Sunday, 09/22/2019 11:44:26 AM

Sunday, September 22, 2019 11:44:26 AM

Post# of 793301
If I am reading this correctly, we may be looking at the following.

1) An agreement to have Fannie/Freddie receive the $20 billion they have previously earned in profits over the last year

in exchange for

2) X number of common shares

Probably by the end of 2019.

As always, the devil is in the details.

If true,

1) How many common shares would be converted and at what price?

2) What happens to the PRIOR overpayment to treasury?

What I think they may be angling for is this. The Treasury getting cheap shares now or by EOY that are certain to appreciate greatly in value in the future.....in exchange for the $20 billion back in the GSE coffers by year end.

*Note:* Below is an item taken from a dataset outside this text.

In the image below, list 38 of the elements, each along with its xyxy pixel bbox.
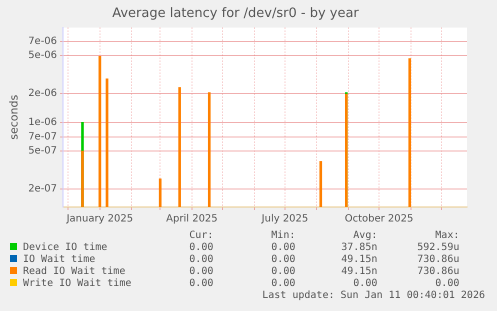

If so, we might then be looking at $20 billion + Treasury credit due of $25 or$30 billion to start the recap process, for a total of about $50 billion in capital at 12/31/19. (Close to that stress test amount we talked about yesterday).

That might be the point where they free the GSE's from conservatorship, alongside the consent agreement. They would then need to raise about $75 billion (for total of $125 billion) in 2020, through future profits retained and public offering.

Looking at Fannie alone, that would require about $50 billion needed.

So if Fannie makes another $7 billion or so in profits by 6/30/20, the remaining offering requirement would be about $43 billion.

This would ramp up the interest on what happens at 9/30/19 even higher.